In the end, people were wearing really wierd combinations of colours, because the final result 'looked right' in B&W.

You have to go out with the view of taking mono images from the start... then it works, then it may start making sense.
 
Arkady said:
B&W works best when the idea of the image is to present a stylistic or graphic feel to an image. Sometimes the colour distracts from the shape and form.
There's room for both, but you have to decide before you take the image what it's going to end up as, not simply look at it on the monitor and think "maybe it'll work in mono..."

When I used B&W film in my camera, I looked at the world differently to when I had colour film in it. You look for shapes and textures rather than colours; you look at the tonal content of a scene, not at the hues.

You have to go out with the view of taking mono images from the start... then it works, then it may start making sense.

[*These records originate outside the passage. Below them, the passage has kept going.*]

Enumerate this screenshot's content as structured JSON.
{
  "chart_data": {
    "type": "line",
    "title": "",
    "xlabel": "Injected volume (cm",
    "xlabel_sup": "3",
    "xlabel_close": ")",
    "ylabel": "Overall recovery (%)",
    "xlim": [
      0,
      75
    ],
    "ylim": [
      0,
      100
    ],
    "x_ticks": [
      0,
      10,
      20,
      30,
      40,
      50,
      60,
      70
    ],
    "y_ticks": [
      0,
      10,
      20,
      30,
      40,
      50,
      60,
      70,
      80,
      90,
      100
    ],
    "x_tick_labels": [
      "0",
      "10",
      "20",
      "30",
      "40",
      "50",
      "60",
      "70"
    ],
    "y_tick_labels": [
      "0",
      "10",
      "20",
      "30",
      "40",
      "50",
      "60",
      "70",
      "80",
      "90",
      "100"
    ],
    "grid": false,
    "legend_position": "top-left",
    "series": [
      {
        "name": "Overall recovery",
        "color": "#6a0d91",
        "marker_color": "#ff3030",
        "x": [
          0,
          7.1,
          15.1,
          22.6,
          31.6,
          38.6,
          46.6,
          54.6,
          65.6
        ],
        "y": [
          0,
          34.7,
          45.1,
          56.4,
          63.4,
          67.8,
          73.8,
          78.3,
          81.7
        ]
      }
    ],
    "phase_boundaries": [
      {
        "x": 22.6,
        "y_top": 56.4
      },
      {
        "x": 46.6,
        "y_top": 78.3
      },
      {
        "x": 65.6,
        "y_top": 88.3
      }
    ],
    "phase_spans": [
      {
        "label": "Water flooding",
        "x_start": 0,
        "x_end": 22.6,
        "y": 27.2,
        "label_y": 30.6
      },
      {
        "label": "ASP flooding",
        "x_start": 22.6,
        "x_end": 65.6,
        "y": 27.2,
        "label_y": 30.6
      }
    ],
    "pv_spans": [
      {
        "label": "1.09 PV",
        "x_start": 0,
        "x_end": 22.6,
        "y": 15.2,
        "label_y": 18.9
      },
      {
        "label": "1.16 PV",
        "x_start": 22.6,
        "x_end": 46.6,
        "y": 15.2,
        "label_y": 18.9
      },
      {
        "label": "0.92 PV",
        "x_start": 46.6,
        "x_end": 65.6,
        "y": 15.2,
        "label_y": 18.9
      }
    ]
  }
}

Good advice is that :thumb:
 
minimeeze said:
Some inspiring B&W shots:

http://www.justmono.com/

You tease you ;

Following on from Robs' comments, B&W IMO is harder to shoot well than colour. Without the distraction of colour you immediately concentrate on texture, composition & tones. That's the attraction for me anyway :thumb:
 
Edited.
Duplicated post (my earlier one dissapeared on me then suddenly reappeared)
I've been having screwy log in problems today too.
 
whats happening Steve, PM me your issues?